Les autorités ivoiriennes ont lancé mercredi à Abidjan une grande opération de destruction d’un marché vendant des faux médicaments, ont constaté des journalistes de l’AFP.

Quelque 150 policiers et gendarmes ont pris d’assaut au petit matin le quartier "Roxy" du grand marché d’Adjamé, un quartier populaire d’Abidjan, détruisant les échoppes en tôle pour en extraire de nombreux cartons de faux médicaments.

"Je salue cette opération qui s’est déroulée sur le plus grand marché de médicaments de rue d’Afrique de l’ouest" a déclaré à l’AFP le Dr Parfait Kouassi, ancien président de l’ordre des pharmaciens de Côte d’Ivoire.

Selon lui, ce marché représentait 30% des ventes de médicaments en Côte d’Ivoire. Le secteur pharmaceutique légal enregistre chaque année "une perte de 40 à 50 milliards de francs CFA (76 millions d’euros) dont plus de 5 milliards destinés à l’Etat, due à l’existence d’un marché de rue des médicaments", la +pharmacie par terre+, comme la surnomment les Ivoiriens (les vendeurs installent souvent les médicaments sur des couvertures posées sur le sol).

Ces médicaments "mal conservés" sont des "faux" et sont "un cocktail toxique" qui "attirait la population analphabète" en raison de prix très bas, a souligné le Dr Kouassi, également président des distributeurs ivoiriens en pharmacie.

Une des victimes de l’opération policière, la présidente des femmes de Roxy (le quartier Roxy connu pour les médicaments doit son nom à un ancien cinéma), a appelé ses camarades à "une reconversion pour éviter la prison".

"Nous demandons au gouvernement de nous aider pour une reconversion.
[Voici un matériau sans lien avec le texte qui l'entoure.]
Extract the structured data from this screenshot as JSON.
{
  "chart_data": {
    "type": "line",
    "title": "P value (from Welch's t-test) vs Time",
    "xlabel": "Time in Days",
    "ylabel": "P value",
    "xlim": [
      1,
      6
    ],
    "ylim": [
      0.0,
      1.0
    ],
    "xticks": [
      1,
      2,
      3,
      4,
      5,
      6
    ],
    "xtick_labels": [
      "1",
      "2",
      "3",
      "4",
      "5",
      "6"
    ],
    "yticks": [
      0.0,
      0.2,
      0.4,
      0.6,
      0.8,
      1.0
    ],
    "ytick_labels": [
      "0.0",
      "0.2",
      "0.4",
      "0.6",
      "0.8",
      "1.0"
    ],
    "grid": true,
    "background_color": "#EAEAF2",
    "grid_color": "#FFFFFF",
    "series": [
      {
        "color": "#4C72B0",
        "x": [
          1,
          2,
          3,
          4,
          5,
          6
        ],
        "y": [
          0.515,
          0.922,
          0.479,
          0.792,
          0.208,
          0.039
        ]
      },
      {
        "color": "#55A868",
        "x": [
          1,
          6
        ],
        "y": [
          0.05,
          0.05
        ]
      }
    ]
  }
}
De nombreuses femmes ont fait de la vente de ces médicaments leur activité principale" a affirmé à l’AFP Sita Koné dont la boutique vient d’être détruite.

Abidjan avait incinéré le 10 mars 50 tonnes de faux médicaments, pour une valeur estimée à plus d’un million d’euros.

Les faux médicaments représentent "probablement" 10% du marché pharmaceutique mondial, soit un chiffre d’affaires estimé à 85 milliards de dollars, selon l’Institut international de recherche anti-contrefaçon de médicaments (Iracm), basé à Paris.

Près d’un médicament sur trois utilisé en Afrique est illicite ou contrefait, ce qui en fait la région du monde la plus touchée par ce trafic contrôlé par le crime organisé.

Les criminels profitent du fait qu’à l’inverse du trafic de stupéfiants, le commerce de faux médicaments demeure largement impuni dans le monde, étant considéré comme un simple délit de violation de la propriété intellectuelle, alors qu’il est pourtant responsable de centaines de milliers de morts par an, déplore l’Iracm.

L’Inde est le premier pays d’origine des produits pharmaceutiques illicites - qui peuvent être des médicaments authentiques mais introduits en contrebande ou des médicaments mal conditionnés ou périmés - tandis que les médicaments contrefaits sont fabriqués le plus souvent en Chine, selon l’Organisation mondiale des Douanes.